August 15 in history:
Some big events in show business on this date…
“The Wizard of Oz” had its Hollywood premiere on August 15th, 1939, at Grauman’s Chinese Theatre.
Ed Sullivan introduced the Beatles at their Shea Stadium concert in New York on this date in 1965. More than 50,000 fans attended, with tickets priced from $4.50 to $5.65.
The advance ticket price was $6 a day for the Woodstock Music Festival in New York state, which drew much more than 50,000 music fans. Woodstock began on August 15th, 1969, and lasted until the early
morning of August 18th.
The Stevie Wonder hit “My Cherie Amour” was a top-ten song on the Billboard charts the week of the Woodstock festival.
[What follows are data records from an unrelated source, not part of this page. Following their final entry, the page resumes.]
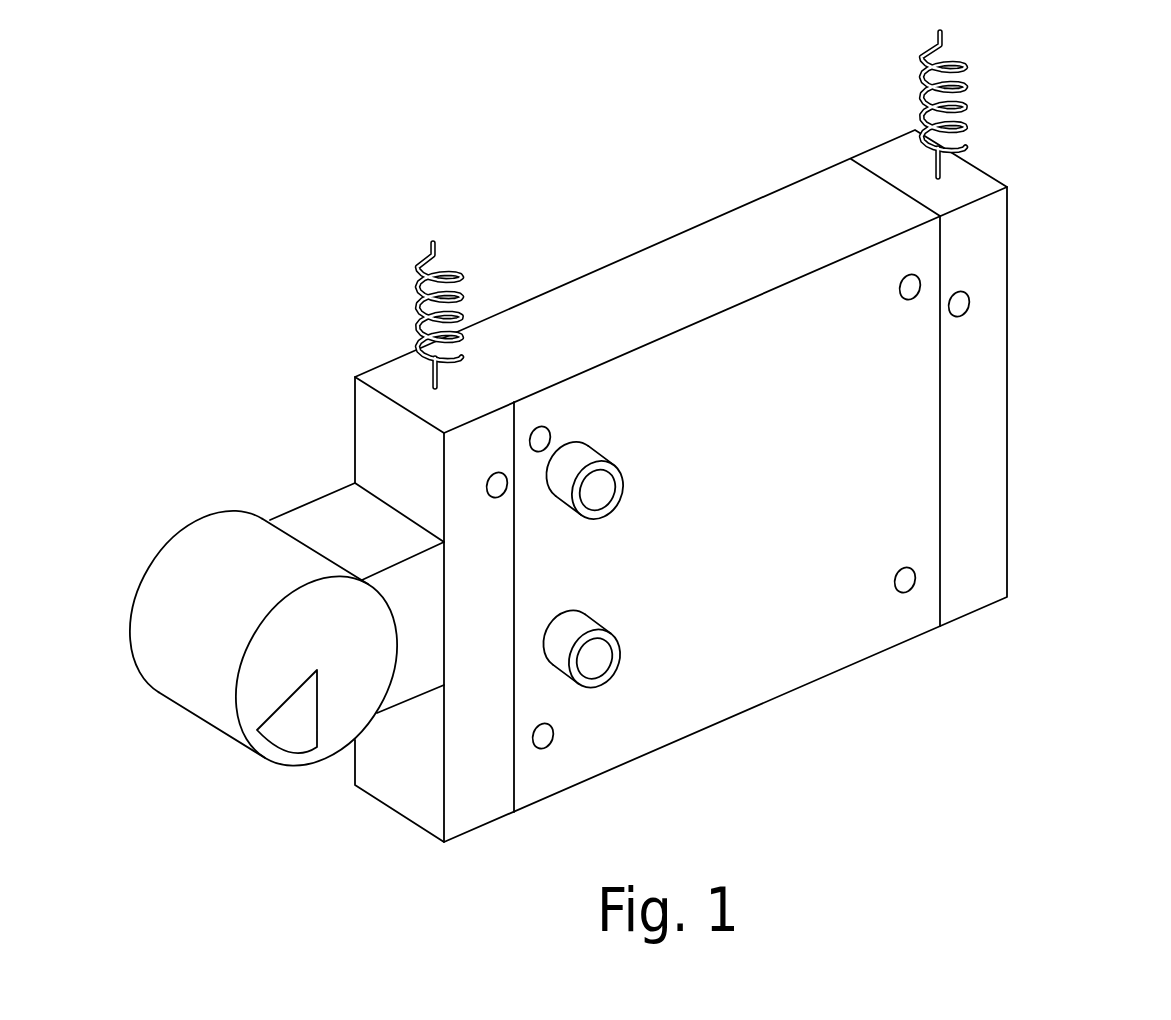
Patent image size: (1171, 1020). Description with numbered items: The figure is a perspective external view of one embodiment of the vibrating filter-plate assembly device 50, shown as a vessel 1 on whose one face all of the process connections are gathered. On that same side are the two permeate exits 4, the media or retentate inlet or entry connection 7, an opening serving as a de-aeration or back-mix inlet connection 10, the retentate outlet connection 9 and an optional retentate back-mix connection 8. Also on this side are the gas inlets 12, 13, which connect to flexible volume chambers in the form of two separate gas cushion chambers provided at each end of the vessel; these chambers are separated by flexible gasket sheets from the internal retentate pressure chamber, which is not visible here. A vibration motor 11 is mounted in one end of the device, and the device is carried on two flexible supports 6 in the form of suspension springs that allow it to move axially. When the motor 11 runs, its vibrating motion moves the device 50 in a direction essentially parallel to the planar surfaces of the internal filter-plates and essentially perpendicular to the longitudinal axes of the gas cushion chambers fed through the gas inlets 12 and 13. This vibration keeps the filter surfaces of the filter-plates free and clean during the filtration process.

The vibrating filter-plate assembly device 50 is at (732, 207).
The main body 1 is at (992, 248).
The permeate exits 4 is at (597, 490).
The flexible supports 6 is at (458, 273).
The media or retentate inlet connection 7 is at (543, 422).
The retentate back-mix connection 8 is at (549, 740).
The retentate outlet connection 9 is at (903, 582).
The de-aeration or back-mix inlet connection 10 is at (902, 278).
The vibration motor 11 is at (245, 535).
The gas inlet 12 is at (973, 300).
The gas inlet 13 is at (485, 478).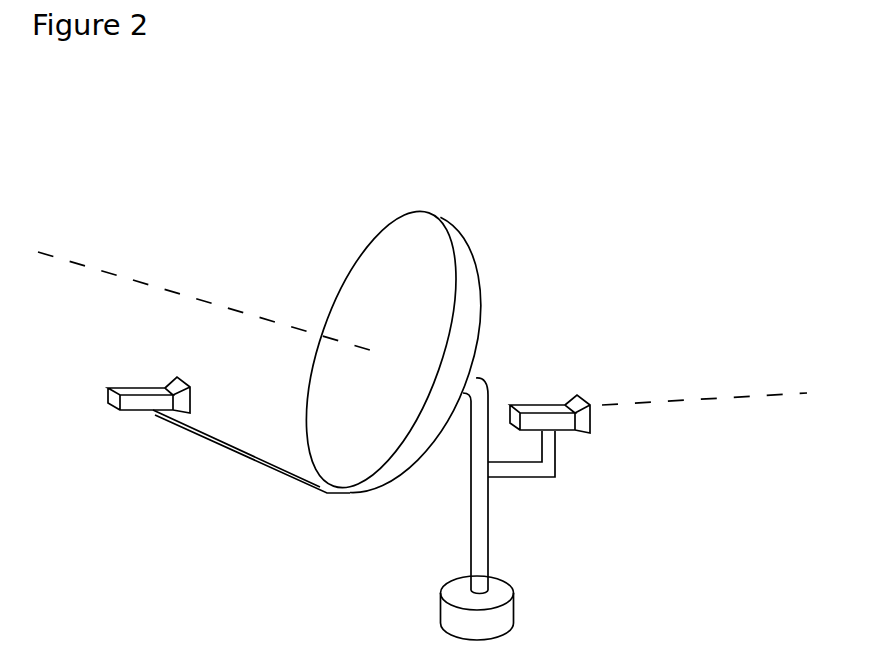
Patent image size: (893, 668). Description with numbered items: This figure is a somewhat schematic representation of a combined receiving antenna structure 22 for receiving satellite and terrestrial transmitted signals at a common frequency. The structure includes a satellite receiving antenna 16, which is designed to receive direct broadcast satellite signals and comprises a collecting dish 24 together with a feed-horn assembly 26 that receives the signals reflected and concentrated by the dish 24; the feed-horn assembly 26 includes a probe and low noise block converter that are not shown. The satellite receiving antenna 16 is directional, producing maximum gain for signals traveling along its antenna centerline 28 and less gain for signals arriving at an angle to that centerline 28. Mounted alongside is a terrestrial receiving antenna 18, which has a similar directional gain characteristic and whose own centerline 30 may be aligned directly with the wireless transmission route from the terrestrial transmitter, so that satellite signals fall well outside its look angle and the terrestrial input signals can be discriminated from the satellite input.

The satellite receiving antenna 16 is at (405, 349).
The terrestrial receiving antenna 18 is at (608, 383).
The combined receiving antenna structure 22 is at (488, 282).
The collecting dish 24 is at (442, 215).
The feed-horn assembly 26 is at (185, 400).
The antenna centerline 28 is at (168, 290).
The centerline 30 is at (710, 398).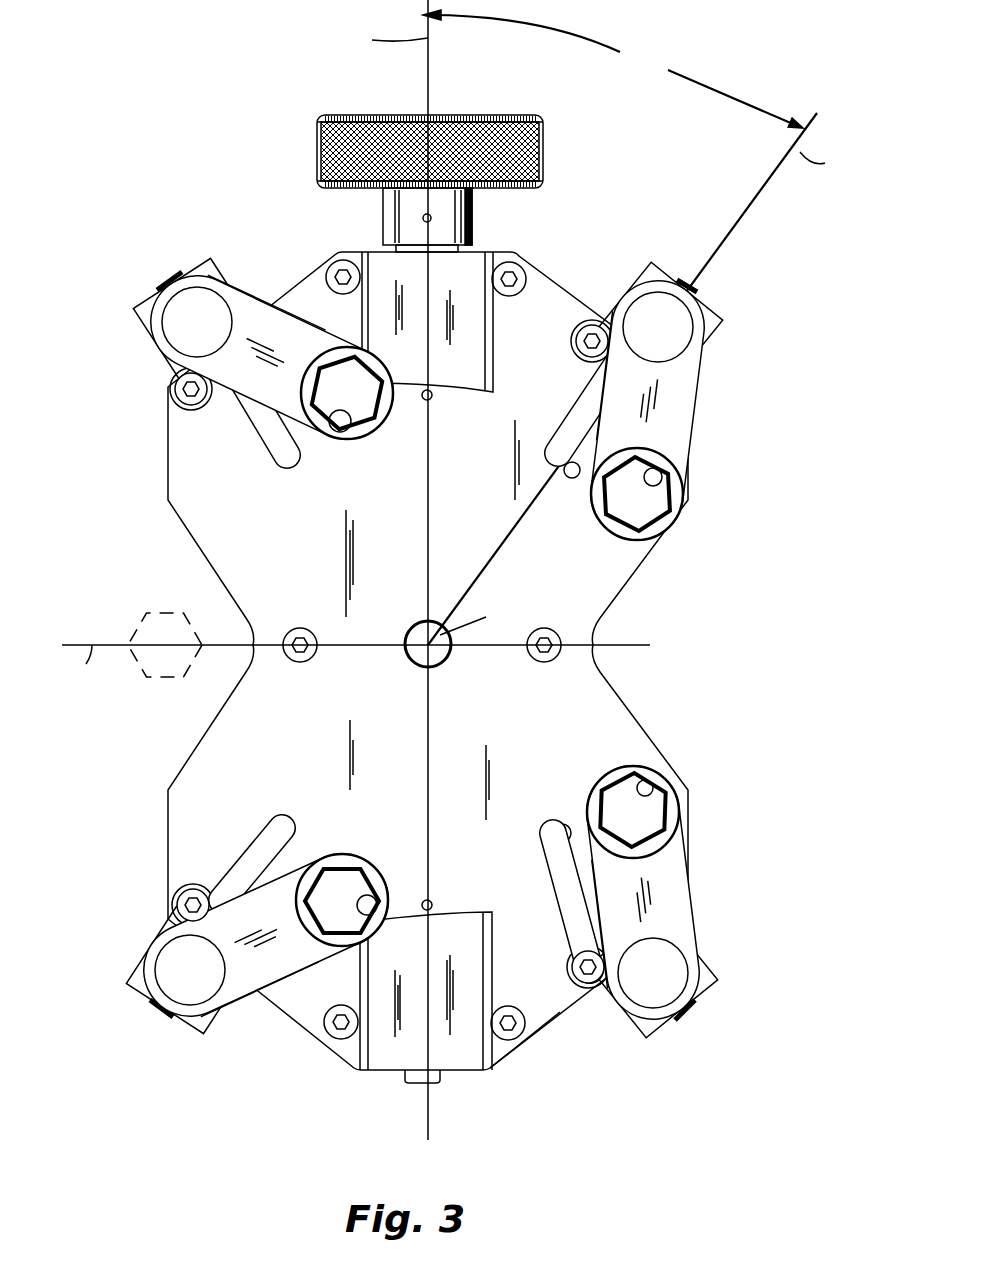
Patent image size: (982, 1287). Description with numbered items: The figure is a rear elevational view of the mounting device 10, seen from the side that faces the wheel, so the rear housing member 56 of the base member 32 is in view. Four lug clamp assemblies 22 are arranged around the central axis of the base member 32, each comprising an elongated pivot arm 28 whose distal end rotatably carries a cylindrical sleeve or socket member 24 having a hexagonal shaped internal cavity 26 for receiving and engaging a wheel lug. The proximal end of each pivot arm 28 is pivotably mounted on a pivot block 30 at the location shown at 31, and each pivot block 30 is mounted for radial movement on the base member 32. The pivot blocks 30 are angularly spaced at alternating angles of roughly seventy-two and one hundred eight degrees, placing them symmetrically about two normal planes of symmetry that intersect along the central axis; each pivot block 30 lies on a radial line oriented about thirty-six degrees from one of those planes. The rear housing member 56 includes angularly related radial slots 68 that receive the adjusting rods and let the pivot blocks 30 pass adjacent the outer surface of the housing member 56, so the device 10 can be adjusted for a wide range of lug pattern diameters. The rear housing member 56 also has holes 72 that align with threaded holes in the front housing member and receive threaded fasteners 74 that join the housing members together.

The mounting device 10 is at (442, 592).
The lug clamp assembly 22 is at (243, 283).
The sleeve or socket member 24 is at (380, 438).
The hexagonal shaped internal cavity 26 is at (343, 440).
The pivot arm 28 is at (300, 316).
The pivot block 30 is at (138, 318).
The pivot mounting 31 is at (206, 262).
The base member 32 is at (546, 1050).
The rear housing member 56 is at (258, 553).
The radial slot 68 is at (276, 444).
The hole 72 is at (182, 402).
The threaded fastener 74 is at (172, 378).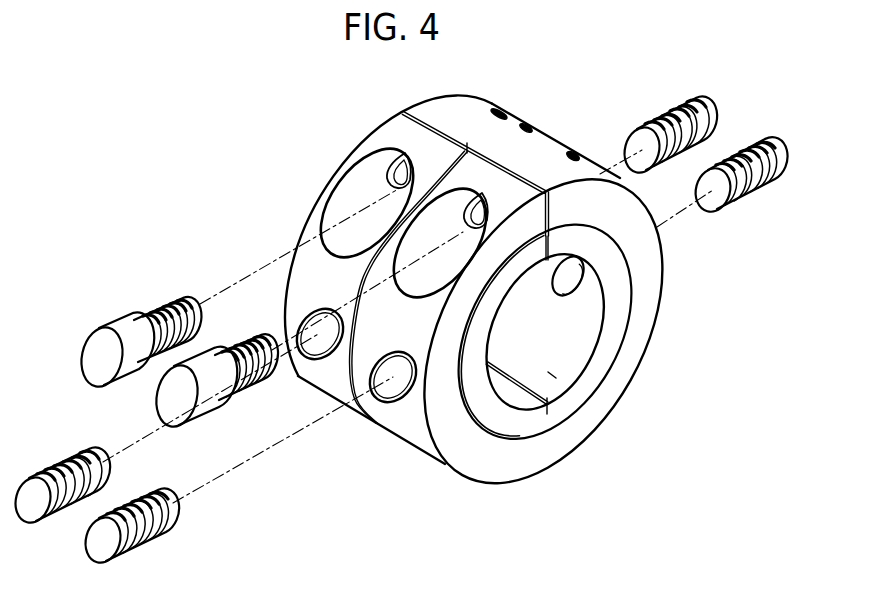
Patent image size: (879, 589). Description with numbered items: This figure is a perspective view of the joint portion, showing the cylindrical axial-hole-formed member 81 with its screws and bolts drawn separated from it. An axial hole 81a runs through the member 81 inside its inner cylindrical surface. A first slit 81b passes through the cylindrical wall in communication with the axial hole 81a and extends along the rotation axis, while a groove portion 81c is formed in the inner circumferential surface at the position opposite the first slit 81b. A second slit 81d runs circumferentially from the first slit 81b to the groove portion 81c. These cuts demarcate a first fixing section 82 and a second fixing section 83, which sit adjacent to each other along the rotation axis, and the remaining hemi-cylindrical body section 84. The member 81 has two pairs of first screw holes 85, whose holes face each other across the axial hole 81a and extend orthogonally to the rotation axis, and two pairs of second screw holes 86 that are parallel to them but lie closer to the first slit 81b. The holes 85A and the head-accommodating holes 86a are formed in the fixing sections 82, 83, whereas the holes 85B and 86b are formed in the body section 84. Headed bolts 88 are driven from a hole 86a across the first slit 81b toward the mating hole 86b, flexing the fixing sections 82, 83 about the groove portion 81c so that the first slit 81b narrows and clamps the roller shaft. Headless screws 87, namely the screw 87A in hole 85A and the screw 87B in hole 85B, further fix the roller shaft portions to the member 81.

The axial-hole-formed member 81 is at (188, 216).
The axial hole 81a is at (550, 373).
The first slit 81b is at (403, 113).
The groove portion 81c is at (553, 413).
The second slit 81d is at (360, 406).
The first fixing section 82 is at (437, 467).
The second fixing section 83 is at (331, 174).
The body section 84 is at (641, 367).
The first screw holes 85 is at (493, 336).
The first screw hole 85A is at (390, 370).
The first screw hole 85B is at (580, 287).
The second screw holes 86 is at (451, 197).
The screw hole 86a is at (364, 180).
The screw hole 86b is at (572, 152).
The headless screws 87 is at (399, 327).
The screw 87A is at (160, 492).
The screw 87B is at (736, 109).
The bolts 88 is at (162, 410).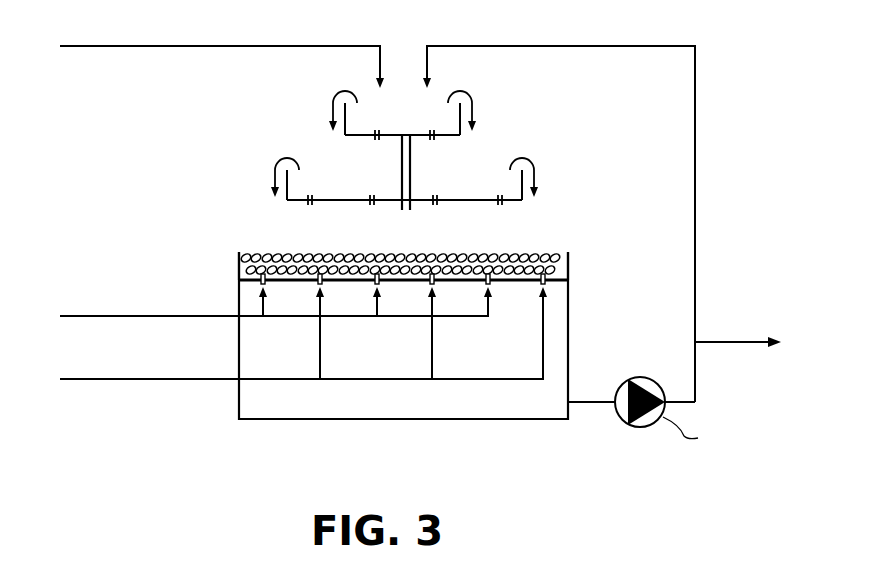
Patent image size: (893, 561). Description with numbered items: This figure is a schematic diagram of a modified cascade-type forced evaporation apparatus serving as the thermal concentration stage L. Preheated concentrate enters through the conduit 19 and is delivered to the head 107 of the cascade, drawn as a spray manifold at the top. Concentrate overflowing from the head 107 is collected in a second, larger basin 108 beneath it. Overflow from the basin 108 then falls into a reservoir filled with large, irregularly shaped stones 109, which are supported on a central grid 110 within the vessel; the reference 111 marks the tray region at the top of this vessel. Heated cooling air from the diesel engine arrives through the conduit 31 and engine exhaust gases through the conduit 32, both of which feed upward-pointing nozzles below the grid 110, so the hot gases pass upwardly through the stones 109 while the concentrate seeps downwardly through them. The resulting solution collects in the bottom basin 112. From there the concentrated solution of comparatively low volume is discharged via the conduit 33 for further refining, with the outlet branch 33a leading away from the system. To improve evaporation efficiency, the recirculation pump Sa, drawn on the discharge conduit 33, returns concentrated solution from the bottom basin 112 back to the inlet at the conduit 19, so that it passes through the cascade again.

The conduit 19 is at (156, 46).
The discharge conduit 33 is at (590, 45).
The outlet line 33a is at (758, 340).
The head of the cascade 107 is at (460, 109).
The second, larger basin 108 is at (522, 200).
The large, irregularly shaped stones 109 is at (262, 255).
The central grid 110 is at (512, 285).
The tray 111 is at (240, 272).
The bottom basin 112 is at (360, 420).
The conduit 31 is at (121, 316).
The conduit 32 is at (130, 381).
The thermal concentration stage L is at (577, 157).
The recirculation pump Sa is at (657, 420).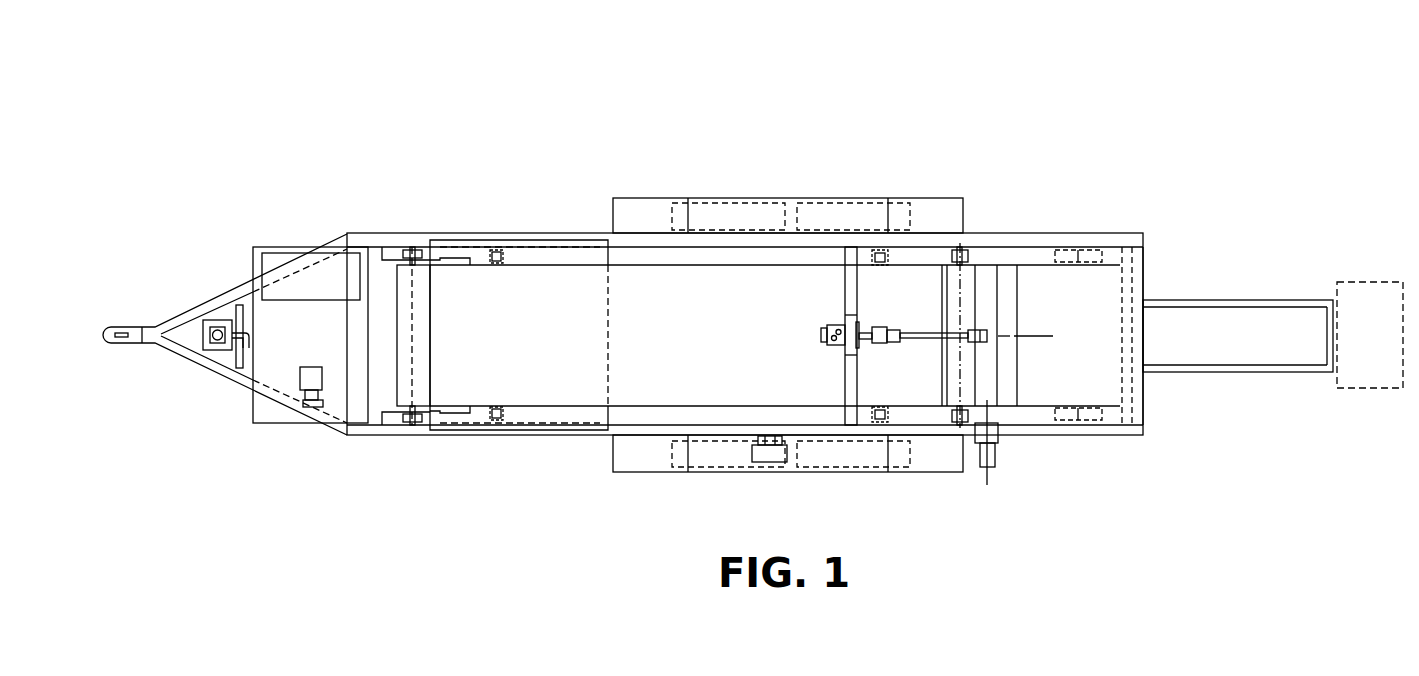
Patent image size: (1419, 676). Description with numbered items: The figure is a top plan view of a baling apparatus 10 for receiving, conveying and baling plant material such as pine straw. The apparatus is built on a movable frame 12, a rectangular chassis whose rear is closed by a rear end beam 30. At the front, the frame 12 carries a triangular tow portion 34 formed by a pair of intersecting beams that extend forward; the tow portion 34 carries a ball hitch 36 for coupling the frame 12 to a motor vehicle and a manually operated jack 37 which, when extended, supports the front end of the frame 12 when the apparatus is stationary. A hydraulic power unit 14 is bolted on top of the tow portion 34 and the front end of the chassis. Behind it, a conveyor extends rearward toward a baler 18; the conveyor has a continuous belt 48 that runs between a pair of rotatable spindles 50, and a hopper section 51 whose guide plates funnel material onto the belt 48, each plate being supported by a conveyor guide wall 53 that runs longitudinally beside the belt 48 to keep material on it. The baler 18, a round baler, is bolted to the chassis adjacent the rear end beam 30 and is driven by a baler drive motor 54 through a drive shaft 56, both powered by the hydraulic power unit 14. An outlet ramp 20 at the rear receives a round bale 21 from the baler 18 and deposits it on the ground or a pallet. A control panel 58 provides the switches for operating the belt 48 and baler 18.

The baling apparatus 10 is at (996, 104).
The movable frame 12 is at (347, 233).
The hydraulic power unit 14 is at (315, 347).
The baler 18 is at (1103, 347).
The outlet ramp 20 is at (756, 347).
The round bale 21 is at (1381, 347).
The rear end beam 30 is at (1143, 275).
The triangular tow portion 34 is at (188, 358).
The ball hitch 36 is at (110, 327).
The manually operated jack 37 is at (217, 320).
The continuous belt 48 is at (526, 347).
The rotatable spindles 50 is at (397, 287).
The hopper section 51 is at (608, 372).
The conveyor guide wall 53 is at (640, 247).
The baler drive motor 54 is at (832, 325).
The drive shaft 56 is at (920, 333).
The control panel 58 is at (770, 462).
The record was featured in the 2012 movie “Silver Linings Playbook,” for which Jennifer Lawrence won the Oscar for best actress. Lawrence, also known for playing Katniss in the movie version of the novel “The Hunger Games,” was born on this date in 1990.
August 12 in history:
The U.S flag was raised over Iolani Palace in Honolulu on August 12th, 1898, marking America’s official annexation of Hawaii. The last monarch to reign over Hawaii from the palace was Queen Lili’uokalani.
August 12th is marked as the day in 30 B.C. when Egyptian Queen Cleopatra the 7th died, apparently committing suicide by allowing a snake to bite her.
Director Cecil B. DeMille, born on this date in 1881, made a movie about Cleopatra in 1934, starring Claudette Colbert. “Cleopatra” was nominated for best picture at the Academy Awards the following year.
Actor John Cazale only made five movies in his brief career, but they were all nominated for best picture Oscars: the first two “Godfather” films, “The Conversation”, “Dog Day Afternoon” and “The Deer Hunter”. Cazale died of cancer at age 42. He was born August 12th, 1935.